For Toro y Moi, flipping burgers can make dreams come true
- Text by Andrew Paynter
- Photography by Jack Kenyon

Somewhere between starting his own record label and design agency – Company Records and Company Creative – Chaz Bundick found the time to record his fifth album What For? Considered and softly spoken, the twenty-nine-year-old artist – better known by his stage name as Toro y Moi – flipped priorities recently between his visual and aural lives. “Music is sort of my job now,” he says, “so I treat design as a hobby.”
Just a few short years ago, music was the hobby as Bundick busied himself studying graphic design. But as far as side-projects go, this one paid off. Coming up as a bedroom producer in the late 2000s, Bundick helped push chillwave into the mainstream with his laid-back debut Causers of This. But when the short-lived genre felt over-saturated, Bundick consciously diversified, stepping into fresh musical territory with each new release. He’s collaborated with the likes of Caribou and Odd Future, and with What For? is straying onto more solid indie rock ground. “It’s fun to challenge people. No one wants to put a record on, and know exactly what to expect,” he says. “That’s why I really enjoy changing it up.” And yet, his electronic roots remain intact; even as he put together this new record, he tinkered with other tunes on the side. “As far as still creating electronic-type stuff? I just held on to it… It’s just sitting on my computer. Who knows? I might release it one day.”
Bundick’s eclectic leanings had humble beginnings. Growing up in Columbia, South Carolina, he gave up piano lessons at twelve. His mom sang in a wedding band, and he had watched his father stumble along in front of the keys for years, so he figured it would be easier to just teach himself. “My dad learned to play the piano at maybe thirty-something,” he says. “It was kind of cool to see how he progressed, and where he’s at now. Hearing the songs he would play in the house, I think that really did influence me. Bob Dylan songbooks, Elvis Costello and the Beatles. He was more toward that side of classic rock, as opposed to the Eagles or the cheesier stuff.”

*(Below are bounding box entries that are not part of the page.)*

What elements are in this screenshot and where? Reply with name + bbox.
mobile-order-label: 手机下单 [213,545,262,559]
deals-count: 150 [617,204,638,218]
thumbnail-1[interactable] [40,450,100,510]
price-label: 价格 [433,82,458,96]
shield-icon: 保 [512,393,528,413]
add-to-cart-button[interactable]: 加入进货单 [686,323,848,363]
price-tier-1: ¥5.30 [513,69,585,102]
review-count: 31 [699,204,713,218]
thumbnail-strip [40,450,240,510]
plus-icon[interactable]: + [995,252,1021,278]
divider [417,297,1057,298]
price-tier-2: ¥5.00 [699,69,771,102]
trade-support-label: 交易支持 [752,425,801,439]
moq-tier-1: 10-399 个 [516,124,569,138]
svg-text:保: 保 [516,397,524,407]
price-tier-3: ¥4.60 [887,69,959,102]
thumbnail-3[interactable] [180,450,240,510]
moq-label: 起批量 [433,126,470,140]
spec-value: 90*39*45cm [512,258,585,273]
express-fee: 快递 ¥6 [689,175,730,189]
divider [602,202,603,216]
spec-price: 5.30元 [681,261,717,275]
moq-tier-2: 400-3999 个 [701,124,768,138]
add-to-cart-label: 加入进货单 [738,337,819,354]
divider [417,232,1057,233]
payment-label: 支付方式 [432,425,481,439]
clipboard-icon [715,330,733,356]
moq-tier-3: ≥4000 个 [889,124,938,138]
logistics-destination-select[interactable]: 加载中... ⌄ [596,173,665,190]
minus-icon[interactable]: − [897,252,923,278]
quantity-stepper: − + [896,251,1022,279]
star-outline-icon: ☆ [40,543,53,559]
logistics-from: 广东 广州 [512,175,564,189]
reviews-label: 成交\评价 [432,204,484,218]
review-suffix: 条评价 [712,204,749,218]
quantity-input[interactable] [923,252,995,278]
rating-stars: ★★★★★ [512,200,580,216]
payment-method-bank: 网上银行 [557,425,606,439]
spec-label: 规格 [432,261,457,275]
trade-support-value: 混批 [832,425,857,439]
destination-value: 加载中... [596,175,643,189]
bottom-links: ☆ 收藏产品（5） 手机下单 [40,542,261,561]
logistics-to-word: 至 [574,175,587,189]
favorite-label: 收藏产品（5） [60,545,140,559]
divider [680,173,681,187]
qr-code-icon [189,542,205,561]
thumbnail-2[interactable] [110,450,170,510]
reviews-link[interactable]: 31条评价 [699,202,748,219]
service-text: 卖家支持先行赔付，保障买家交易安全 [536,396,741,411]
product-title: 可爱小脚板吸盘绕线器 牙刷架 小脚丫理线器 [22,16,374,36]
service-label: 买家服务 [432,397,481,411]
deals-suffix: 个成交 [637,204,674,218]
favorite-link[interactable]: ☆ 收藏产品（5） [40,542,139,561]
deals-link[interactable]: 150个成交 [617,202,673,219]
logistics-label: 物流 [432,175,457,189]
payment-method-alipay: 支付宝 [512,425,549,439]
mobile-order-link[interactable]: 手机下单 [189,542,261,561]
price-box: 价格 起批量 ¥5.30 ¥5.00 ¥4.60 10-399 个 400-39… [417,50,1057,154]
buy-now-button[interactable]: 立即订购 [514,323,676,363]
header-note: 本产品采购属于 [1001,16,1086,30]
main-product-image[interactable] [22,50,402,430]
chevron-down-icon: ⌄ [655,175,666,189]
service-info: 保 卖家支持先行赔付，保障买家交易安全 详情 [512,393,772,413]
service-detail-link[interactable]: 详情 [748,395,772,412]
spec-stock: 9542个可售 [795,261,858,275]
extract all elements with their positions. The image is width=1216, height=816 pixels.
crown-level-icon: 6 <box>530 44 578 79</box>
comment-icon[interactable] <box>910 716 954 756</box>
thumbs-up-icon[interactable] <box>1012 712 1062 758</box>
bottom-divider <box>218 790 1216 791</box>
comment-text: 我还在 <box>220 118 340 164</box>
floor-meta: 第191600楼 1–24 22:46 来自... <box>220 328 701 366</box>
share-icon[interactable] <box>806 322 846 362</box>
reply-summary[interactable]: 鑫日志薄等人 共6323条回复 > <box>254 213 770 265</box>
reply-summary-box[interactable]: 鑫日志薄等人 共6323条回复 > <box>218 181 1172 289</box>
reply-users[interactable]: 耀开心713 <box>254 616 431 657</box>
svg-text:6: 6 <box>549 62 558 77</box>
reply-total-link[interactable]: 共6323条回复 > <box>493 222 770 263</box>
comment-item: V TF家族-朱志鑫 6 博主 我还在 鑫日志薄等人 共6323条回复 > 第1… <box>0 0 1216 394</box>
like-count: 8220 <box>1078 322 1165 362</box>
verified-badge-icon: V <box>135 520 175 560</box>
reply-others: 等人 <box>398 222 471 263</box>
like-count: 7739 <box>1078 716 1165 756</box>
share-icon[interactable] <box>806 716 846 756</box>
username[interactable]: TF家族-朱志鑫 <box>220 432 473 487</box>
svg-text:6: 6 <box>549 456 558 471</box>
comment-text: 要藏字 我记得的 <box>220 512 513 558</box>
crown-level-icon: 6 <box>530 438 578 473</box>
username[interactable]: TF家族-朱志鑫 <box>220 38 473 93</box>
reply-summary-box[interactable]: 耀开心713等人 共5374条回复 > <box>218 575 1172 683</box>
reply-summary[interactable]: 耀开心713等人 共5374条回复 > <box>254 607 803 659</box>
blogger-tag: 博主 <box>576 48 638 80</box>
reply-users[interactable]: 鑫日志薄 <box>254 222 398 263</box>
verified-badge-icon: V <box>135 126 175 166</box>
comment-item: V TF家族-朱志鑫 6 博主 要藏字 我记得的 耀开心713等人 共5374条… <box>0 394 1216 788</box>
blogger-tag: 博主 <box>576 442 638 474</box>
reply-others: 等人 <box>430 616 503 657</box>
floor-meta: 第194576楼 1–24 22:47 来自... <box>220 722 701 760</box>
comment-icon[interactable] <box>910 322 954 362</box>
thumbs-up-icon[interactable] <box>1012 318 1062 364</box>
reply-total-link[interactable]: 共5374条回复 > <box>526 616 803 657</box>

He played in bands in high school, started recording songs at fifteen, and dreamed of making music his career – especially when he was stuck behind the counter of Chick-fil-A. “After I worked there for a few months, I remember getting really depressed at high school and crying at the end of my workday,” he laughs. “I would go from school to work. I wasn’t really working for anything. But just the fact that I had become officially part of the working force, that you have to follow these rules and serve, that kind of depressed me a bit… It sparked a lot of thinking. I was like, ‘What am I going to do after high school? I don’t want to work at Chick-fil-A.’ It kind of beat me down. I started writing songs about the way I felt around that age.”
With music still a hobby throughout college, Bundick spent another eight years working in restaurants, cafés and bagel shops before finding a placement at a local design agency. “It was pretty boring,” he says. “I was just making political flyers for different politicians. I wouldn’t even call it graphic design. It was sort of crappy intern work that involved Photoshop.” When his internship finished at the end of the political season, he graduated from the University of South Carolina with a degree in graphic design. “After that I went back to the bagel shop,” he says.
Today the gap between burger flipper and artist seems vast. He has big plans for Company Creative – from launching a magazine to furniture design – and is about to embark on a world tour. But the drive Bundick brings to his dizzying array of projects traces back to that early run of shitty jobs. “I feel like a lot of people, when they become successful, they become comfortable,” he says. “That leads to laziness. You really have to be aware of that and try to stay hungry somehow.” Ambition is relative though, and in this case it has humble roots. “I’m not the biggest thing in the world and that’s not really the goal,” he says. “The goal is to really write as many albums as possible that are solid… I’m not trying to become the biggest thing in the world. I just want to be proficient.”
With his knack for turning hobbies into careers, Bundick is in a privileged position to talk about the hidden potential of doing what you love. “It’s good to be busy and keep busy, finding different creative projects,” he says. “I feel like people should find some other outlet, regardless of their occupation. If it’s not something like art or design, maybe it’s something more physical, like rock climbing or running. I strongly believe in hobbies.”